Yaptığımız amelleri değerli kılan ve o amelin kabulüne vesile olan ihlâstır.
Bu sebeple her amelimizin ihlâslı yapılması ve ihlâslı olarak devam ettirilmesi gerekir. Şahsî amellerimizin ihlâsının korunması için o amellerin şahs-ı manevî hesabına yapılması yani şahsilikten çıkartılıp, şahs-ı manevileştirilmesi gerekir. Şahs-ı maneviyeye dahil olan amellerin ihlâsı korunur, şahsî kalan ameller ise bir ihlâssız hareketle iptal olabilir. Çünkü adem-i ihlâsın amelin iptaline sebep olduğu Nur hakikatlerinde beyan edilmektedir. “Amellerim şahsî kalsın” demek gösterişe, rekabete, halkın takdir ve tahsinlerini beklemek gibi ihlâssız davranışlara yol açabilir. Şahsî amellerde dünyevî mükâfatları gözetme tehlikesi bulunur. Şahs-ı manevî hesabına yapılan ameller ise ihlâsla çevrilmiş muhkem bir daire içerisinde yer aldığından sayılan tehlikelerden uzaktır.
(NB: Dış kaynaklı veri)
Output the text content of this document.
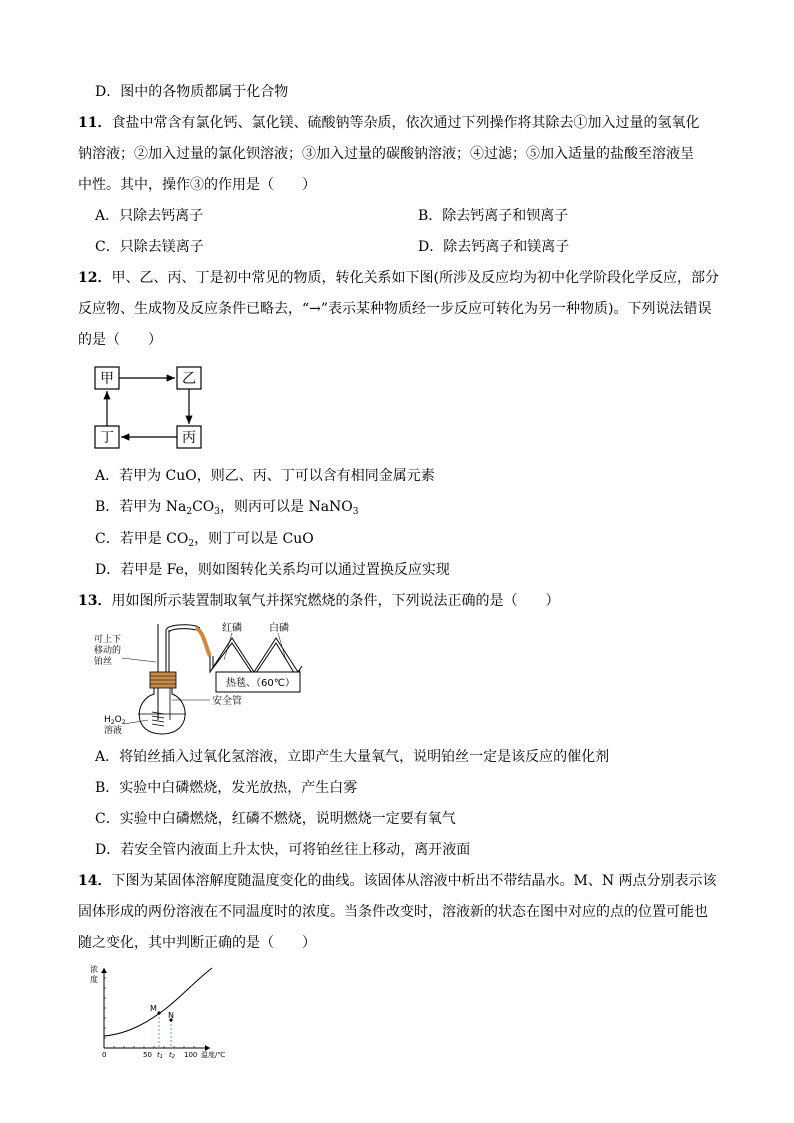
D．图中的各物质都属于化合物
11．食盐中常含有氯化钙、氯化镁、硫酸钠等杂质，依次通过下列操作将其除去①加入过量的氢氧化
钠溶液；②加入过量的氯化钡溶液；③加入过量的碳酸钠溶液；④过滤；⑤加入适量的盐酸至溶液呈
中性。其中，操作③的作用是（　　）
A．只除去钙离子	B．除去钙离子和钡离子
C．只除去镁离子	D．除去钙离子和镁离子
12．甲、乙、丙、丁是初中常见的物质，转化关系如下图(所涉及反应均为初中化学阶段化学反应，部分
反应物、生成物及反应条件已略去，“→”表示某种物质经一步反应可转化为另一种物质)。下列说法错误
的是（　　）
甲	乙
丙
丁
A．若甲为 CuO，则乙、丙、丁可以含有相同金属元素
B．若甲为 $Na_2CO_3$，则丙可以是 NaNO$_3$
C．若甲是 $CO_2$，则丁可以是 CuO
D．若甲是 Fe，则如图转化关系均可以通过置换反应实现
13．用如图所示装置制取氧气并探究燃烧的条件，下列说法正确的是（　　）
红磷	白磷
热毯、（60℃）
可上下
移动的
铂丝
安全管
$H_2O_2$
溶液
A．将铂丝插入过氧化氢溶液，立即产生大量氧气，说明铂丝一定是该反应的催化剂
B．实验中白磷燃烧，发光放热，产生白雾
C．实验中白磷燃烧，红磷不燃烧，说明燃烧一定要有氧气
D．若安全管内液面上升太快，可将铂丝往上移动，离开液面
14．下图为某固体溶解度随温度变化的曲线。该固体从溶液中析出不带结晶水。M、N 两点分别表示该
固体形成的两份溶液在不同温度时的浓度。当条件改变时，溶液新的状态在图中对应的点的位置可能也
随之变化，其中判断正确的是（　　）
M
N
浓
度
0	50 t1 t2 100 温度/℃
Bu sebeple amellerimiz şahs-ı manevî hesabına gerçekleştirilerek şahsilikten kurtarılmalıdır. Böyle amellerin ihlâsı korunduğundan, derecesi, kıymeti, ulviyeti, ehemmiyeti yükselir.
“...Binler derece şahsımdan ehemmiyetli olan Nurlar’ın kuvvetli derslerini ve şakirtlerinin sarsılmaz ve susmaz şahs-ı mânevilerini...” (Tarihçe-i Hayat) tesbitinde de ifade edildiği gibi şahs-ı manevî, şahsımızdan ne derece yüksek ise şahs-ı manevî hesabına yapılan amellerde o derece şahsî kalan amellerden üstündür.
“Böyle küçük meseleler için kıymettar vaktimi sarf etmektense, o çok kıymetli vaktımi zikir ve fikir gibi kıymettar şeylere sarf edeceğim deyip çekilerek ittifakı zayıflaştırmayınız” (Yirminci Lem’a) ifadesi, şahs-ı manevîden uzaklaşıp şahsî amellere yönelmenin yanlışlığını göstermektedir.